The Agentic Security Protocol

  1. Forbid Reinvention: Categorically ban the AI from writing homemade authentication. Mandate industrial-strength solutions (e.g., NextAuth, Clerk, Supabase). You do not let the intern build the bank vault; you install a Swiss-made safe.
  2. Forbidden Zones: In configuration files (.cursor-rulesclaude.md), declare critical files untouchable.
    • Example: “You are never allowed to modify the database schema file.”
  3. Sanitize All Inputs: For every form, search bar, or text field, require the AI to sanitize input. Never trust user input.
  4. Error Handling: Force the AI to intercept errors. Never let it display raw server stack traces (a treasure map for hackers). Display a generic “Oops” message and log details internally.

Chapter 7: The Post-Code Future?

Andrej Karpathy imagines a near future where neural networks themselves become the operating system.

  • No traditional source code.
  • A giant AI generates the interface in real time, pixel by pixel, based on immediate user needs.
  • Classical processors reading lines of code one by one become relics replaced by pure neural inference.

If the very concept of code disappears, the definition of software engineering will mutate entirely.

Conclusion: The New Engineering Contract

The illusion of vibe coding is that the tool replaces technical expertise.
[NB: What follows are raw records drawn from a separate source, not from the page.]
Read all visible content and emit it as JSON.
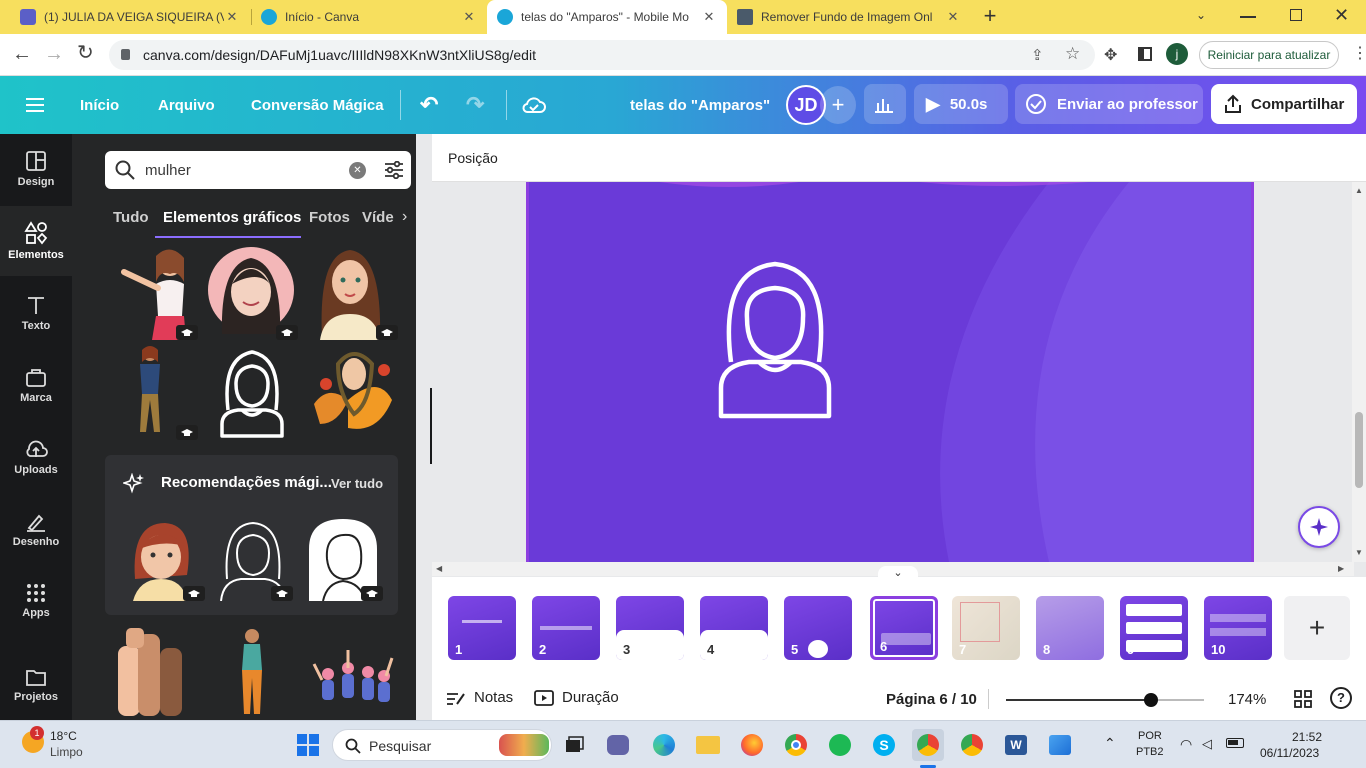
{
  "browser": {
    "tabs": [
      {
        "title": "(1) JULIA DA VEIGA SIQUEIRA (V",
        "icon": "teams-icon"
      },
      {
        "title": "Início - Canva",
        "icon": "canva-icon"
      },
      {
        "title": "telas do \"Amparos\" - Mobile Mo",
        "icon": "canva-icon",
        "active": true
      },
      {
        "title": "Remover Fundo de Imagem Onl",
        "icon": "remove-bg-icon"
      }
    ],
    "url": "canva.com/design/DAFuMj1uavc/IIIldN98XKnW3ntXliUS8g/edit",
    "profile_initial": "j",
    "update_button": "Reiniciar para atualizar"
  },
  "header": {
    "menu_items": [
      "Início",
      "Arquivo",
      "Conversão Mágica"
    ],
    "title": "telas do \"Amparos\"",
    "avatar": "JD",
    "play_time": "50.0s",
    "send_label": "Enviar ao professor",
    "share_label": "Compartilhar"
  },
  "rail": [
    {
      "label": "Design",
      "icon": "design-icon"
    },
    {
      "label": "Elementos",
      "icon": "elements-icon",
      "active": true
    },
    {
      "label": "Texto",
      "icon": "text-icon"
    },
    {
      "label": "Marca",
      "icon": "brand-icon"
    },
    {
      "label": "Uploads",
      "icon": "upload-icon"
    },
    {
      "label": "Desenho",
      "icon": "draw-icon"
    },
    {
      "label": "Apps",
      "icon": "apps-icon"
    },
    {
      "label": "Projetos",
      "icon": "folder-icon"
    }
  ],
  "panel": {
    "search_value": "mulher",
    "tabs": [
      "Tudo",
      "Elementos gráficos",
      "Fotos",
      "Víde"
    ],
    "active_tab": "Elementos gráficos",
    "magic_title": "Recomendações mági...",
    "magic_link": "Ver tudo"
  },
  "editor": {
    "position_label": "Posição",
    "pages": [
      "1",
      "2",
      "3",
      "4",
      "5",
      "6",
      "7",
      "8",
      "9",
      "10"
    ],
    "current_page": 6,
    "notes_label": "Notas",
    "duration_label": "Duração",
    "page_indicator": "Página 6 / 10",
    "zoom": "174%",
    "zoom_level": 0.73
  },
  "taskbar": {
    "temperature": "18°C",
    "weather": "Limpo",
    "weather_badge": "1",
    "search_placeholder": "Pesquisar",
    "lang1": "POR",
    "lang2": "PTB2",
    "time": "21:52",
    "date": "06/11/2023"
  }
}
The opposite is true.

If you have an earth-mover that digs at the speed of light, you need an architect more than ever. Otherwise, you are just digging your own grave faster.

The engineer of tomorrow will not be judged on their ability to memorize syntax. They will be judged on:

  • Architectural vision
  • Database mastery
  • Cybersecurity paranoia

The path is the fusion of the machine’s creative lightning speed and the uncompromising discipline of classical engineering. It is the only safety net between a toy that amuses your friends and a robust application.

Quick Reference Checklist

Before every AI-coding session:

  •  PRD Lock: Is the Product Requirements Document written and frozen in Markdown?
  •  Logic Review: Has a second AI agent reviewed the PRD for logical holes?
  •  Config Anchor: Is there a .cursor-rules or claude.md file at the project root anchoring the architecture?
  •  Auth Mandate: Are all authentication/security layers using industrial, approved libraries?
  •  Input Sanitization: Is every user input field explicitly sanitized?
  •  Error Masking: Will production errors show generic messages, never stack traces?
  •  YOLO Discipline: If using autonomous test mode, will I review the final diff line by line?
  •  Version Control: Is Git ready to revert the second the AI breaks something critical?

Remember: Discipline is not the enemy of speed. It is the guarantee of it.